The semantics of this map of migrant deaths across the Sonoran desert, a poster for Humane Borders/Fronteras Compasivas, bears contemplation: whereas a map registers an abstraction of space removed from particularities, and a border line demarcates imaginary lines between states, often drawn by surveyors with adequate surveying tools, bounding regional entities of abstract names, the abundant red dots are markers of individual migrants’ deaths, and register actual effects of a erecting an insurmountable fence along the border-line.
Leaving aside the many documented instances of mistreatment by border patrols, the recent rise of deaths by starvation or dehydration raise questions about the defense of borders. Despite diminishing net migration across the border in recent years, the discovery of remains of some two hundred bodies of migrants each year in the Sonora desert, as measured by the Arizona Recovered Human Remains Project, roughly a third of which remain unidentified, indicate divergences between the law’s intent and its effects.
The mapping of border deaths of migrants, many clustered against the border that they had crossed, make a case against our failure to formulate a comprehensive border policy as obstinately as individual migrants’ remains.
It’s morally difficult to absorb the evidence of individual deaths, which densely overlap with one another near the border in a red field, let alone the skeletal remains of individuals who never made the cross-border travel successfully: it’s perhaps impossible to sum up the loss of lives in maps charting the record numbers of migrant deaths around the Mexican-US border, dramatically risen to record highs since 2003, during the year after they were strengthened and reinforced at considerable expense.
What has such attention to the border with Mexico accomplished?

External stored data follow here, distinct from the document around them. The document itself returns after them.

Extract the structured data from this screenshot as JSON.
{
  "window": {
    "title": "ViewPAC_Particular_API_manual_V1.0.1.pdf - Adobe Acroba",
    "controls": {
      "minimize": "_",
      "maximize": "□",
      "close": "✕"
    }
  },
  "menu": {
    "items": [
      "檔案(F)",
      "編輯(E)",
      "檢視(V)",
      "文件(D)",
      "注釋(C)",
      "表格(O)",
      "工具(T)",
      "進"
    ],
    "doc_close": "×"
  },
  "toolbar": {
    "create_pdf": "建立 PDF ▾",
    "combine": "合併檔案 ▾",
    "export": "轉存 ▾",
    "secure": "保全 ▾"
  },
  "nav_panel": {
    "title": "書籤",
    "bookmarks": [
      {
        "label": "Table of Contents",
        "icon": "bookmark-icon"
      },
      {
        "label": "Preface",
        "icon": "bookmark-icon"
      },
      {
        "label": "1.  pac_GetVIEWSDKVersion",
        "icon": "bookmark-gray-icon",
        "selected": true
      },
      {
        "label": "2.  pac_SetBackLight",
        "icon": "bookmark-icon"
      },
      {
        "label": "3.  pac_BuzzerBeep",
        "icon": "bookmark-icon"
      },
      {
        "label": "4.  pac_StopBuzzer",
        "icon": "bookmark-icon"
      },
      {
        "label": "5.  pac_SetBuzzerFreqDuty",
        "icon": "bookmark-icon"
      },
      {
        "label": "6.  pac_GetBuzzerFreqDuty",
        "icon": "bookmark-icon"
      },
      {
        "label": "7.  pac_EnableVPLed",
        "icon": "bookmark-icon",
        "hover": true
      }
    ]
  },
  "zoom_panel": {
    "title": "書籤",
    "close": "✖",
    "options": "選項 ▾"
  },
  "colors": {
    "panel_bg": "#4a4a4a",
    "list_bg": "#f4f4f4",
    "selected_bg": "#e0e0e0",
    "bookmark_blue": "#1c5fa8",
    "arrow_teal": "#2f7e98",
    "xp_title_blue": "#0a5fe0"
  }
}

In the past year alone, US Border Patrols apprehended some 356,000 immigrants as they attempted to cross the boundary line illegally, considered to be roughly half of all attempts–at least 43% are likely to try to cross again; immigration reform has lent new urgency to migrants’ repeated attempts to try to cross the border after repeated detentions, moreover, since a “path to citizenship” would require prior residence. (Roughly over 60% of such attempted migrants are construction or agricultural workers, largely male, half of whom claimed to have waiting jobs.)
This raises interesting questions of the ethics of mapping migrant deaths. The number of deaths due to drowning, dehydration, or other accident occur as migrants try to secure a path across the border the United States shares with Mexico, and are pressed to seek routes of relocation across the desert or Rio Grande that evade American authorities who have come to police the zone–a region that is now policed as if in imaginary defense of the boundaries of the Old West or mythical frontier of the “fatal environment” that leads ranchers to ride horses beside Homeland Security officers, largely for symbolism or show.